Climate risk will continue to permeate the oil and gas sector throughout 2020 as companies come under increasing pressure from shareholders and regulators to demonstrate how they are dealing with the threat. Crucially, this year’s annual results will show us how closely companies are aligned with the TCFD recommendations, a set of guidelines designed to help organisations assess and disclose the climate risks they face. They should reveal whether strategies are in step with a worldwide goal of limiting global temperature rise to 2˚C and the higher risks from more frequent and intense weather events.
Repsol led the way with a pledge to align its exploration strategy with the Paris Climate goals, while Shell and other European-based companies have invested in biofuels and wind and solar energy much more substantively than US counterparts. With regulators threatening mandatory climate risk disclosures in the near future, investors will be watching closely to see which companies are taking the initiative.
The big gap we see is that many companies in the sector are still failing to use accurate and granular climate data to analyse the resilience of their corporate strategy.
Those that do will add consistency and credibility to the process and take a significant step towards convincing investors that these risks are being managed appropriately.
Environmental, social and governance (ESG)
The environmental, social and governance (ESG) agenda continues to be front and centre of any discussion related to oil and gas.
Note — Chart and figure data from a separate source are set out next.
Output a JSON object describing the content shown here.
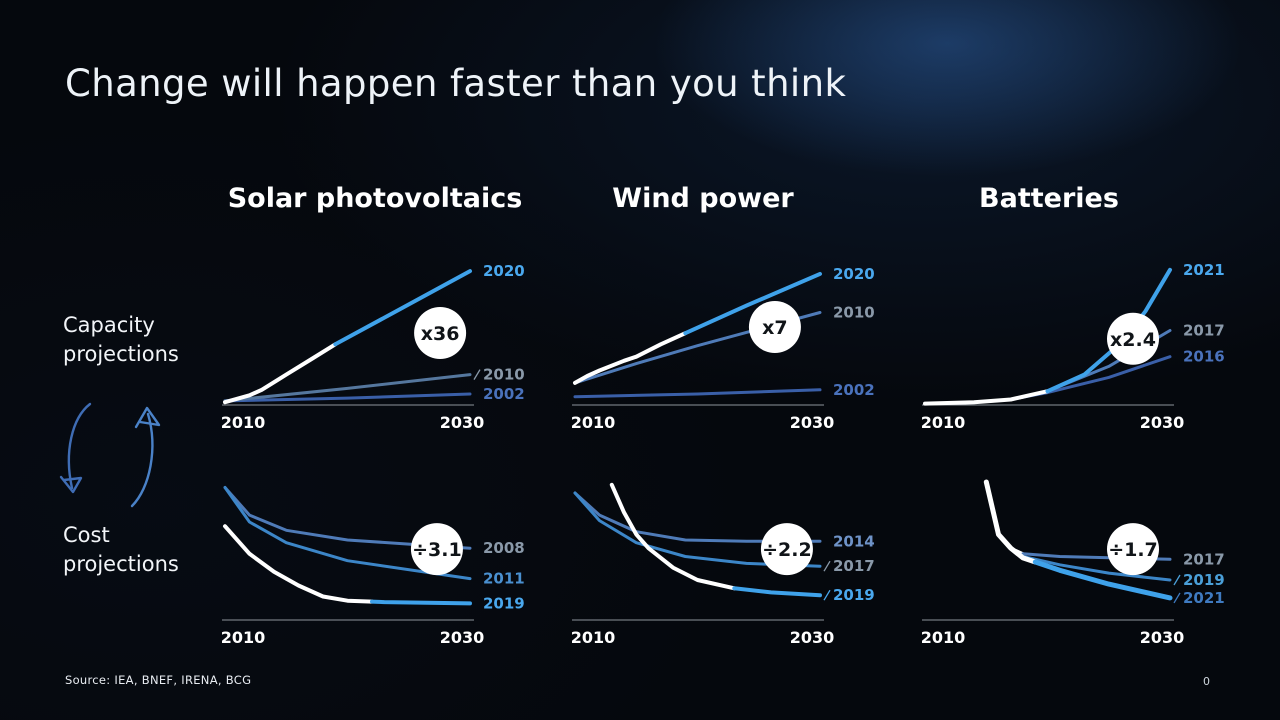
{
  "slide": {
    "title": "Change will happen faster than you think",
    "source": "Source:  IEA, BNEF,  IRENA, BCG",
    "page_number": "0",
    "capacity_label": "Capacity\nprojections",
    "cost_label": "Cost\nprojections"
  },
  "columns": [
    {
      "label": "Solar photovoltaics"
    },
    {
      "label": "Wind power"
    },
    {
      "label": "Batteries"
    }
  ],
  "chart_data": [
    {
      "type": "line",
      "title": "Solar photovoltaics — Capacity projections",
      "xlim": [
        2010,
        2030
      ],
      "x_ticks": [
        "2010",
        "2030"
      ],
      "ylim": [
        0,
        100
      ],
      "badge": "x36",
      "badge_pos": [
        0.878,
        0.478
      ],
      "series": [
        {
          "name": "2002",
          "color": "#3a5fa8",
          "label_color": "#4a72bc",
          "points": [
            [
              2010,
              3
            ],
            [
              2020,
              5
            ],
            [
              2030,
              8
            ]
          ]
        },
        {
          "name": "2010",
          "color": "#55779e",
          "label_color": "#8a99a9",
          "tick": true,
          "points": [
            [
              2010,
              3
            ],
            [
              2020,
              12
            ],
            [
              2030,
              22
            ]
          ]
        },
        {
          "name": "2020",
          "color": "#3fa2ea",
          "label_color": "#4aa8ee",
          "width": 4,
          "white_until": 2019,
          "points": [
            [
              2010,
              2
            ],
            [
              2012,
              7
            ],
            [
              2013,
              11
            ],
            [
              2015,
              22
            ],
            [
              2017,
              33
            ],
            [
              2019,
              44
            ],
            [
              2030,
              97
            ]
          ]
        }
      ]
    },
    {
      "type": "line",
      "title": "Wind power — Capacity projections",
      "xlim": [
        2010,
        2030
      ],
      "x_ticks": [
        "2010",
        "2030"
      ],
      "ylim": [
        0,
        100
      ],
      "badge": "x7",
      "badge_pos": [
        0.816,
        0.435
      ],
      "series": [
        {
          "name": "2002",
          "color": "#3a5fa8",
          "label_color": "#4a72bc",
          "points": [
            [
              2010,
              6
            ],
            [
              2020,
              8
            ],
            [
              2030,
              11
            ]
          ]
        },
        {
          "name": "2010",
          "color": "#4f7bb8",
          "label_color": "#8a99a9",
          "points": [
            [
              2010,
              16
            ],
            [
              2015,
              30
            ],
            [
              2020,
              43
            ],
            [
              2025,
              55
            ],
            [
              2030,
              67
            ]
          ]
        },
        {
          "name": "2020",
          "color": "#3fa2ea",
          "label_color": "#4aa8ee",
          "width": 4,
          "white_until": 2019,
          "points": [
            [
              2010,
              16
            ],
            [
              2011,
              21
            ],
            [
              2012,
              25
            ],
            [
              2014,
              32
            ],
            [
              2015,
              35
            ],
            [
              2017,
              44
            ],
            [
              2019,
              52
            ],
            [
              2024,
              72
            ],
            [
              2030,
              95
            ]
          ]
        }
      ]
    },
    {
      "type": "line",
      "title": "Batteries — Capacity projections",
      "xlim": [
        2010,
        2030
      ],
      "x_ticks": [
        "2010",
        "2030"
      ],
      "ylim": [
        0,
        100
      ],
      "badge": "x2.4",
      "badge_pos": [
        0.849,
        0.52
      ],
      "series": [
        {
          "name": "2016",
          "color": "#3a5fa8",
          "label_color": "#4a72bc",
          "white_until": 2018,
          "points": [
            [
              2010,
              1
            ],
            [
              2014,
              2
            ],
            [
              2017,
              4
            ],
            [
              2020,
              9
            ],
            [
              2025,
              20
            ],
            [
              2030,
              35
            ]
          ]
        },
        {
          "name": "2017",
          "color": "#4f7bb8",
          "label_color": "#8a99a9",
          "white_until": 2018,
          "points": [
            [
              2010,
              1
            ],
            [
              2014,
              2
            ],
            [
              2017,
              4
            ],
            [
              2020,
              10
            ],
            [
              2025,
              28
            ],
            [
              2030,
              54
            ]
          ]
        },
        {
          "name": "2021",
          "color": "#3fa2ea",
          "label_color": "#4aa8ee",
          "width": 4,
          "white_until": 2020,
          "points": [
            [
              2010,
              1
            ],
            [
              2014,
              2
            ],
            [
              2017,
              4
            ],
            [
              2020,
              10
            ],
            [
              2023,
              22
            ],
            [
              2026,
              45
            ],
            [
              2028,
              68
            ],
            [
              2030,
              98
            ]
          ]
        }
      ]
    },
    {
      "type": "line",
      "title": "Solar photovoltaics — Cost projections",
      "xlim": [
        2010,
        2030
      ],
      "x_ticks": [
        "2010",
        "2030"
      ],
      "ylim": [
        0,
        100
      ],
      "badge": "÷3.1",
      "badge_pos": [
        0.865,
        0.486
      ],
      "series": [
        {
          "name": "2008",
          "color": "#4f7bb8",
          "label_color": "#8a99a9",
          "points": [
            [
              2010,
              96
            ],
            [
              2012,
              76
            ],
            [
              2015,
              65
            ],
            [
              2020,
              58
            ],
            [
              2030,
              52
            ]
          ]
        },
        {
          "name": "2011",
          "color": "#3c86c8",
          "label_color": "#4a90d0",
          "points": [
            [
              2010,
              96
            ],
            [
              2012,
              71
            ],
            [
              2015,
              56
            ],
            [
              2020,
              43
            ],
            [
              2030,
              30
            ]
          ]
        },
        {
          "name": "2019",
          "color": "#3fa2ea",
          "label_color": "#4aa8ee",
          "width": 4,
          "white_until": 2022,
          "points": [
            [
              2010,
              68
            ],
            [
              2012,
              48
            ],
            [
              2014,
              35
            ],
            [
              2016,
              25
            ],
            [
              2018,
              17
            ],
            [
              2020,
              14
            ],
            [
              2023,
              13
            ],
            [
              2030,
              12
            ]
          ]
        }
      ]
    },
    {
      "type": "line",
      "title": "Wind power — Cost projections",
      "xlim": [
        2010,
        2030
      ],
      "x_ticks": [
        "2010",
        "2030"
      ],
      "ylim": [
        0,
        100
      ],
      "badge": "÷2.2",
      "badge_pos": [
        0.865,
        0.486
      ],
      "series": [
        {
          "name": "2014",
          "color": "#4f7bb8",
          "label_color": "#6f93c8",
          "points": [
            [
              2010,
              92
            ],
            [
              2012,
              76
            ],
            [
              2015,
              64
            ],
            [
              2019,
              58
            ],
            [
              2024,
              57
            ],
            [
              2030,
              57
            ]
          ]
        },
        {
          "name": "2017",
          "color": "#3c86c8",
          "label_color": "#8a99a9",
          "tick": true,
          "points": [
            [
              2010,
              92
            ],
            [
              2012,
              72
            ],
            [
              2015,
              56
            ],
            [
              2019,
              46
            ],
            [
              2024,
              41
            ],
            [
              2030,
              39
            ]
          ]
        },
        {
          "name": "2019",
          "color": "#3fa2ea",
          "label_color": "#4aa8ee",
          "width": 4,
          "white_until": 2023,
          "tick": true,
          "points": [
            [
              2013,
              98
            ],
            [
              2014,
              78
            ],
            [
              2015,
              62
            ],
            [
              2016,
              52
            ],
            [
              2018,
              38
            ],
            [
              2020,
              29
            ],
            [
              2023,
              23
            ],
            [
              2026,
              20
            ],
            [
              2030,
              18
            ]
          ]
        }
      ]
    },
    {
      "type": "line",
      "title": "Batteries — Cost projections",
      "xlim": [
        2010,
        2030
      ],
      "x_ticks": [
        "2010",
        "2030"
      ],
      "ylim": [
        0,
        100
      ],
      "badge": "÷1.7",
      "badge_pos": [
        0.849,
        0.486
      ],
      "series": [
        {
          "name": "2017",
          "color": "#4f7bb8",
          "label_color": "#8a99a9",
          "white_until": 2018,
          "points": [
            [
              2015,
              100
            ],
            [
              2016,
              62
            ],
            [
              2017,
              52
            ],
            [
              2018,
              48
            ],
            [
              2021,
              46
            ],
            [
              2030,
              44
            ]
          ]
        },
        {
          "name": "2019",
          "color": "#3c86c8",
          "label_color": "#4a9fd8",
          "white_until": 2018,
          "tick": true,
          "points": [
            [
              2015,
              100
            ],
            [
              2016,
              62
            ],
            [
              2017,
              52
            ],
            [
              2018,
              46
            ],
            [
              2021,
              40
            ],
            [
              2025,
              34
            ],
            [
              2030,
              29
            ]
          ]
        },
        {
          "name": "2021",
          "color": "#3fa2ea",
          "label_color": "#3f7ac0",
          "width": 5,
          "white_until": 2019,
          "tick": true,
          "points": [
            [
              2015,
              100
            ],
            [
              2016,
              62
            ],
            [
              2017,
              52
            ],
            [
              2018,
              45
            ],
            [
              2021,
              36
            ],
            [
              2025,
              26
            ],
            [
              2030,
              16
            ]
          ]
        }
      ]
    }
  ]
}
While energy companies are trying to offset risks to their brand-related to climate change through green initiatives and attempts to limit carbon emissions, the next reputational risk waiting in the wings is likely to be their supply chains.
To date, we have seen that energy companies often fail to integrate ESG or sustainability-related initiatives into their supply chain strategies. As investors and consumers alike continue to press businesses to implement measurable and sustainable change to their ESG practices, energy companies have largely lagged behind other industries in integrating this into their supply chains.
To be sure, the majors are very much in the crosshairs of climate-related protesters, including the recent Extinction Rebellion movement, but these protests are largely linked to the direct operations of energy producers, i.e. the extraction of fossil fuels. Our view is that a step change is needed in the thinking of energy companies with regards to integrating ESG risks into their supply chains; if not, they risk the type of scrutiny from the media and NGOs that we’ve seen hit the F&B and retail sectors relating to the circular economy, environmental degradation and labour rights.
A recent report suggested that carbon emissions from suppliers to the energy industry are on average 5.5 times greater than those linked to direct operations. The continued focus on ESG in the supply chain is not going away and will likely emerge as a key theme throughout 2020.